Maia, V. H., M. A. Gitzendanner, P. S. Soltis, Gane Ka-Shu Wong, and D. E. Soltis. 2014. Angiosperm Phylogeny Based on 18S/26S rDNA Sequence Data: Constructing a Large Data Set Using Next-Generation Sequence Data. International Journal of Plant Sciences 175:613–650. [View article at publisher’s site]

The utility of 18S and 26S in broad phylogenetic analyses has been much maligned due in large part to the low signal in both genes. However, few analyses have employed complete 26S rDNA sequences over a broad range of taxa, and most alignments of the two genes are done de novo, without taking into account the secondary structure of the two rRNA genes. Here we mine next-generation sequence data to compile large matrices (429 taxa) of complete 18S + 26S gene sequences, and we compare both de novo alignment methods with curated alignments done by eye that take into account secondary structure and hard-to-align regions (profile alignments). The combined 18S + 26S topology is overall very similar to recently published gene trees for the angiosperms based on three or more genes. Overall support for the backbone or framework of the combined tree is low (bootstrap support below 50%). Few major clades have bootstrap support above 50%. Most well-supported clades are tip clades (families and orders sensu APG III 2009). Importantly, the 18S + 26S rDNA topology is consistent with current estimates of relationships: the basalmost angiosperms are recovered (Amborellaceae, Nymphaeales, Austrobaileyales), as are most major clades, including Mesangiospermae, eudicots (Eudicotyledoneae sensu Cantino et al. 2007), core eudicots (Gunneridae sensu Cantino et al. 2007), rosids (Rosidae sensu Cantino et al. 2007), asterids (Asteridaesensu Cantino et al. 2007), and Caryophyllales. Most clades recognized at the ordinal level (sensu APG III2009) are also recovered.
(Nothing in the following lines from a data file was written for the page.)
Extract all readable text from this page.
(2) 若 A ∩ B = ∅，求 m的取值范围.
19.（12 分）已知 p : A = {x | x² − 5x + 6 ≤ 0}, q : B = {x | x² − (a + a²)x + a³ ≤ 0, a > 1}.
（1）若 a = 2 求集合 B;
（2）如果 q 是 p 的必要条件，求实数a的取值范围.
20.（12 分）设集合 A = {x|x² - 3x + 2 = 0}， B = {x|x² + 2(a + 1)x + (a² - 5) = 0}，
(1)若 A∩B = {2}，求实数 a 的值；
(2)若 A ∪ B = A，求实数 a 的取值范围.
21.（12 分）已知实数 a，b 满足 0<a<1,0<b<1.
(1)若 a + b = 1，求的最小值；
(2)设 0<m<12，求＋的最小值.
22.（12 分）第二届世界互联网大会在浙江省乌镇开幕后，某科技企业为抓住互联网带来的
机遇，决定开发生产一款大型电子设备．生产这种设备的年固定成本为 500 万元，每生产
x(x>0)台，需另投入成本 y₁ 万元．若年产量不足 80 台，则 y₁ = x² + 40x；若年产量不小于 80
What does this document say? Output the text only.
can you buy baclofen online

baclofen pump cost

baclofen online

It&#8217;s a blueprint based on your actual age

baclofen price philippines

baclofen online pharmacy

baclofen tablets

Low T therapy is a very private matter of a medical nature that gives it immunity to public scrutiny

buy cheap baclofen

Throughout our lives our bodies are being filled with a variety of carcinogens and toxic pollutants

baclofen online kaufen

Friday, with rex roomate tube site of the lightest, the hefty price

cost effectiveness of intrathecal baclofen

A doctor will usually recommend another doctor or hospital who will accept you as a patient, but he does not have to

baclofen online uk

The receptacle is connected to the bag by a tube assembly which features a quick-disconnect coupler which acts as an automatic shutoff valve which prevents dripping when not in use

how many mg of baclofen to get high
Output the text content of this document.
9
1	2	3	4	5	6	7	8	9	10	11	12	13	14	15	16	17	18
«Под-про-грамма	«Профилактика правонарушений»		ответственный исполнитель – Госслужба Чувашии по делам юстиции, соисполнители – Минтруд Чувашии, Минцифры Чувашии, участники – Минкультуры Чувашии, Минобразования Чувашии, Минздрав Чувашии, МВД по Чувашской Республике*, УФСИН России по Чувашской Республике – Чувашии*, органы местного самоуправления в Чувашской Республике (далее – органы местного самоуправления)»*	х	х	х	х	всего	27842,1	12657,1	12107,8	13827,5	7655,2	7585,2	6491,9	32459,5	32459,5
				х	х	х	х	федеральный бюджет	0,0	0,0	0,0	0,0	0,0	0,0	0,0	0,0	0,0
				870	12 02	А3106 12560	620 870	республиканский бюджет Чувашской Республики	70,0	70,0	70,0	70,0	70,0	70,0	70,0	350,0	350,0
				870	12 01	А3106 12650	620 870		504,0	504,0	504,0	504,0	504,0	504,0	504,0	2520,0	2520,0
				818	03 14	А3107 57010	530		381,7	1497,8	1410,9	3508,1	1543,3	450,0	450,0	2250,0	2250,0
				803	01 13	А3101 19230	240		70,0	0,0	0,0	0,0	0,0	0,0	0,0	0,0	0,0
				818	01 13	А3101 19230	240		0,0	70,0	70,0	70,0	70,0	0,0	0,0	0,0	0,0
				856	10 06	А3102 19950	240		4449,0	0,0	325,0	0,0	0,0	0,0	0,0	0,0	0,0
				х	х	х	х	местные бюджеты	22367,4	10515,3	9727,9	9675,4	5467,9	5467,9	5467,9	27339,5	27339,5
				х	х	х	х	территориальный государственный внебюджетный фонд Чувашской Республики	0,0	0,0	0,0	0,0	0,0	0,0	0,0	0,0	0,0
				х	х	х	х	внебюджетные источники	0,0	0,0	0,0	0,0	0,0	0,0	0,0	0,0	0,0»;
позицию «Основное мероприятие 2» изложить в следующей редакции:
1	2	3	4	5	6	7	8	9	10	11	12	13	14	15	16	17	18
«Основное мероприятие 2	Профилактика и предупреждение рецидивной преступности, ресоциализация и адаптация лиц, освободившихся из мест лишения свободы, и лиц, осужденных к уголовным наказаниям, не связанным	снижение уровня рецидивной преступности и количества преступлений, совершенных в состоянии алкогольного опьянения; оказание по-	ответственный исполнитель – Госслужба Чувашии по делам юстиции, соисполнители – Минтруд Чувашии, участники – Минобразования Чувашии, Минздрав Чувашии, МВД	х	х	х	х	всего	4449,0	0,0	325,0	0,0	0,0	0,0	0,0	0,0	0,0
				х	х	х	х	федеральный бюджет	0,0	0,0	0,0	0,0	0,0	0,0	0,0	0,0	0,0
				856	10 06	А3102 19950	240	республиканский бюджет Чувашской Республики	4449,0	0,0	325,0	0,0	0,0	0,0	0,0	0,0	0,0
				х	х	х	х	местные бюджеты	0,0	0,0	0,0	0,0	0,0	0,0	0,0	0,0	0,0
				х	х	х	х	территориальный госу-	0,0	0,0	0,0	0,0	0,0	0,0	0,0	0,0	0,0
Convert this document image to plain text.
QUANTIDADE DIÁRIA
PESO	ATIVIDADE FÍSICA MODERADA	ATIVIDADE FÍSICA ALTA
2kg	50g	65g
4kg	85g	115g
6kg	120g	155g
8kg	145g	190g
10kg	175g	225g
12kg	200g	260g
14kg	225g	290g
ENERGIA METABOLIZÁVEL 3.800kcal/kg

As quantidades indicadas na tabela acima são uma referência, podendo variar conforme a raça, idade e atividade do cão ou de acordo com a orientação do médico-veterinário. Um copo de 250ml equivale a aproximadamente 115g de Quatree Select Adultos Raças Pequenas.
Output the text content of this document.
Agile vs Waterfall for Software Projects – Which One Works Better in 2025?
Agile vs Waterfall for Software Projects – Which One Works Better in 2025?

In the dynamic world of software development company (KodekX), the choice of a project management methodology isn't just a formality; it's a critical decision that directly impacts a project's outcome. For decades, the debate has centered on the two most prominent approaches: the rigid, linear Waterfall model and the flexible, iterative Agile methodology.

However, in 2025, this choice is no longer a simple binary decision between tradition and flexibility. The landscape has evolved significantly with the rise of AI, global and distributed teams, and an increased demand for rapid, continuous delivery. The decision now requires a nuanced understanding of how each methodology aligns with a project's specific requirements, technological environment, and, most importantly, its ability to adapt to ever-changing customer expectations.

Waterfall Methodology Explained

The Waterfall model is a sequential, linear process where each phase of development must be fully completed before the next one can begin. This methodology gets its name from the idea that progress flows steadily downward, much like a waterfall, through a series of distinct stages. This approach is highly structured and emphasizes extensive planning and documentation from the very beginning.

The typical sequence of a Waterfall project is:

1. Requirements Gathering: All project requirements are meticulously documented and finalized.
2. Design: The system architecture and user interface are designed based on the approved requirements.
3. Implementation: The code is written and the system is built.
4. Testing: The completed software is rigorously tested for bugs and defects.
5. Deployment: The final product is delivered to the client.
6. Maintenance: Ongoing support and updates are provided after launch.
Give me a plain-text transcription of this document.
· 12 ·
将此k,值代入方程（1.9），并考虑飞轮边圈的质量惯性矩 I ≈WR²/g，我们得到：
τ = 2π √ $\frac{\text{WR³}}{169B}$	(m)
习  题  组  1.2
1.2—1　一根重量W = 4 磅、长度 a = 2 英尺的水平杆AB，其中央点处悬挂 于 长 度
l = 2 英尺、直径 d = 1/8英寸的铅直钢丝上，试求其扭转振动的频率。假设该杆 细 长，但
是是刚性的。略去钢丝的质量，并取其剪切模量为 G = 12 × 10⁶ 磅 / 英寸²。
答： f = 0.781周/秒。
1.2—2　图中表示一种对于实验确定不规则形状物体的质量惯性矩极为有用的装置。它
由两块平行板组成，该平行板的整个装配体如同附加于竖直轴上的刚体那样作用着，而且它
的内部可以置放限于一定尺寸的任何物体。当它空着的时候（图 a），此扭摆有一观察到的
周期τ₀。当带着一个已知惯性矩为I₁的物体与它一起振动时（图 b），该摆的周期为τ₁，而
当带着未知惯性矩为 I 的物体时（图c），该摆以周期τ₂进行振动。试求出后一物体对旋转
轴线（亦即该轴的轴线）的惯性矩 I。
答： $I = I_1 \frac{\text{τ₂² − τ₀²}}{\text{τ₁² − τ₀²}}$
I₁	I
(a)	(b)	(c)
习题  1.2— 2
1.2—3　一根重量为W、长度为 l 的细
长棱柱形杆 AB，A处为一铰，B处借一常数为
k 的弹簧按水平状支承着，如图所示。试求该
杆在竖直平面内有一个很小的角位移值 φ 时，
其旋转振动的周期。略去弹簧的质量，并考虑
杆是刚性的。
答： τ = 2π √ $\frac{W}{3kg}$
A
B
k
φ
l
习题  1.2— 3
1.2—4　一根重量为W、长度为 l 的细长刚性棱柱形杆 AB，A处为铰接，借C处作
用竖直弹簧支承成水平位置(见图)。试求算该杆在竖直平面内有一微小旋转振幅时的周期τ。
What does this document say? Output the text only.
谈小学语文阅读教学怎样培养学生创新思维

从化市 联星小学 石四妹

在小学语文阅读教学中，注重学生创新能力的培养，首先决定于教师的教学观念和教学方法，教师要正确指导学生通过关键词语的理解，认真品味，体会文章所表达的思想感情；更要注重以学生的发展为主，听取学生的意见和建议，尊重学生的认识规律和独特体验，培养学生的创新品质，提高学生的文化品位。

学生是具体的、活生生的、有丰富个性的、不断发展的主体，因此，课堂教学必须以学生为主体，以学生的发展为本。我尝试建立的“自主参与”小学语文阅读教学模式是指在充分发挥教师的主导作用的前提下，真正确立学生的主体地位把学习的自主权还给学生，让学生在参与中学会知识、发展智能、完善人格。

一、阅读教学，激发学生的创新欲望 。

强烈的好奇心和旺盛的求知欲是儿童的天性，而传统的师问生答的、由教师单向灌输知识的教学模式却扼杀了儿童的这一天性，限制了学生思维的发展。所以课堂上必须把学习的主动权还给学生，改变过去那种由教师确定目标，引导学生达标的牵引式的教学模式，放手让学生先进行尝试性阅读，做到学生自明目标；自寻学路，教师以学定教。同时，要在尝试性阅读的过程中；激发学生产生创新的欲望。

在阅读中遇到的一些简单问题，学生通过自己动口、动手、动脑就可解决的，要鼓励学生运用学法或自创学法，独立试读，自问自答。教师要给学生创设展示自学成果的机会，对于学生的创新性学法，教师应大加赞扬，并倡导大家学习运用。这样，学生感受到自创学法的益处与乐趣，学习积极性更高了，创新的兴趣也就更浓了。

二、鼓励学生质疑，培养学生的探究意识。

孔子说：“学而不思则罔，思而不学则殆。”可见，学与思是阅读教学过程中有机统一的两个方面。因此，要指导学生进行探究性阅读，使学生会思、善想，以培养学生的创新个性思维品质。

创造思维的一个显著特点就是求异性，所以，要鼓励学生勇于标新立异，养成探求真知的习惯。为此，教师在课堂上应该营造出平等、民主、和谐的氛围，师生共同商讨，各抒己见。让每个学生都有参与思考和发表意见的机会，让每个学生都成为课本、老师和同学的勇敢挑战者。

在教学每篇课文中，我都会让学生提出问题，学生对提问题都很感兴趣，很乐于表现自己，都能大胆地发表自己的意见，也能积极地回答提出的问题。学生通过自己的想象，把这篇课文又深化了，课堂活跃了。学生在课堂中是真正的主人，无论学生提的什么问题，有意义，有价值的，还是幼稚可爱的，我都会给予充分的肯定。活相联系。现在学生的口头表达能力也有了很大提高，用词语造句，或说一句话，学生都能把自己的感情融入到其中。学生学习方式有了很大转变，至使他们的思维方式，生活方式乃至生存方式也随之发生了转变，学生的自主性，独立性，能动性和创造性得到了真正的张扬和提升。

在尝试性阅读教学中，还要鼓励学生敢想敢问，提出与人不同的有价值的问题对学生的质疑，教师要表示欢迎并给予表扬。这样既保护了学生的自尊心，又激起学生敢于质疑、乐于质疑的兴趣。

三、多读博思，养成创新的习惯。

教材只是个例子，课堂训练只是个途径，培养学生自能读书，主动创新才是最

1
However, there are also some unusual placements in the 18S + 26S topology, but none of these receives bootstrap support above 50%. The profile and de novo alignments gave very similar topologies. 18S + 26S trees remain useful sources of data in large combined analyses. This is the first time a large data set of complete 26S gene sequences has been employed at this scale; this gene in particular proved to be useful phylogenetically. Targeted sequencing of 18S/26S rDNA is not advocated here, but given that these regions provide useful phylogenetic information and are abundant in next-generation sequencing runs, we suggest that the data be used rather than discarded.